Perbandingan Refrigeran Utama
| Refrigeran | ODP | GWP | Flammability | Status 2025 |
|---|---|---|---|---|
| R-22 | 0,055 | 1.810 | A1 (tidak mudah terbakar) | Phase-out |
| R-410A | 0 | 2.088 | A1 | Phase-down |
| R-32 | 0 | 675 | A2L (mild flammable) | Direkomendasikan |
| R-290 (Propane) | 0 | 3 | A3 (flammable) | Regulasi ketat |
R-32: Pilihan Terbaik untuk AC Split di Indonesia?
Keunggulan R-32:
- GWP 75% lebih rendah dari R-410A — kontribusi lingkungan jauh lebih kecil
- Efisiensi lebih baik: COP 5–15% lebih tinggi dari R-410A pada kondisi tropis
- Single component — pengisian lebih mudah, tidak ada fractionation seperti refrigeran blended
- Harga lebih stabil karena produksi domestik (Daikin, Mitsubishi Electric)

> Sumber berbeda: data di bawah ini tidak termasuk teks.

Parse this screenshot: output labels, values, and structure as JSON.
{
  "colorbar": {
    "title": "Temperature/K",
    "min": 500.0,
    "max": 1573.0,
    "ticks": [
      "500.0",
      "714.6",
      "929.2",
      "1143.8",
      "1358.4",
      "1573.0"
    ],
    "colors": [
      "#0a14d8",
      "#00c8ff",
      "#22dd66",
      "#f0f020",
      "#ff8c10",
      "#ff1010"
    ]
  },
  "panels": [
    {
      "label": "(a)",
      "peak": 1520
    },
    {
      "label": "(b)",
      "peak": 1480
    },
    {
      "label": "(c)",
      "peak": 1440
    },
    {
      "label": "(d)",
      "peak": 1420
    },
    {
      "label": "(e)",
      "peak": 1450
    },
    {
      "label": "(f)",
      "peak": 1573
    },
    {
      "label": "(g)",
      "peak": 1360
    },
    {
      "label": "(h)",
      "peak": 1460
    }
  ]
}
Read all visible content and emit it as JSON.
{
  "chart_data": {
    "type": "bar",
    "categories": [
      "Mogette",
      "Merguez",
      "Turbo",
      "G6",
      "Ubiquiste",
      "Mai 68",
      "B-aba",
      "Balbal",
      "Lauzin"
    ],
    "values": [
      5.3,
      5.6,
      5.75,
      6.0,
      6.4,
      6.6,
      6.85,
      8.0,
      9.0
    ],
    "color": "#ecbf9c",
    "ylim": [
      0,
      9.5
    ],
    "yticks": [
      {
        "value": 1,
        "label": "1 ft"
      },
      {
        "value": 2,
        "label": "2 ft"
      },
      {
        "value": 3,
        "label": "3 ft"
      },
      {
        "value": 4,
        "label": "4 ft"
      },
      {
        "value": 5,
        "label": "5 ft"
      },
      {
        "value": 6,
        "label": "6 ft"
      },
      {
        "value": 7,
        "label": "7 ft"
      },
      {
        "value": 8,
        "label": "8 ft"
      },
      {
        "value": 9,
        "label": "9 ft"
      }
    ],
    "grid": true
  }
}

Pertimbangan keamanan (A2L — mildly flammable): Instalasi harus mengikuti IEC 60335-2-40 dan SNI terkait. Ruang instalasi harus memiliki ventilasi memadai. R-32 bukan drop-in replacement untuk R-410A — membutuhkan oil berbeda dan sedikit tekanan operasi berbeda.
Strategi Transisi untuk Gedung Existing
Gedung dengan R-22 (>10 tahun): Short-term: pertahankan dengan refrigeran pengganti (R-407C atau R-422D). Long-term: rencanakan penggantian unit lengkap saat lifetime berakhir — jangan retrofit ke R-32 karena tidak kompatibel.
Gedung dengan R-410A (<10 tahun): Tidak urgent. R-410A masih tersedia dan legal. Persiapkan transisi ke R-32 atau R-454B saat retrofit berikutnya.
Daftar Pustaka
- UNEP. (2016). The Kigali Amendment to the Montreal Protocol: HFC Phase-down. Nairobi: UNEP.
- Kementerian LHK. (2019). Rencana Aksi Nasional Penghapusan HCFC (HPMP Phase II). Jakarta: KLHK.
- IEC. (2018). IEC 60335-2-40:2018: Household Electrical Appliances — Heat Pumps, Air-conditioners and Dehumidifiers. Geneva: IEC.
- AHRI. (2022). AHRI Standard 700-2022: Specifications for Fluorocarbon Refrigerants. Arlington: AHRI.
- Daikin. (2023). R-32 Refrigerant: The Low GWP Solution for Air Conditioning. Osaka: Daikin Industries.
- ASHRAE. (2022). ASHRAE Standard 34-2022: Designation and Safety Classification of Refrigerants. Atlanta: ASHRAE.
Sumber Data: Data konsumsi R-22 di Indonesia dari laporan KLHK dan UNEP Indonesia Country Programme Report 2022. Data teknis refrigeran dari ASHRAE Standard 34 dan AHRI Standard 700.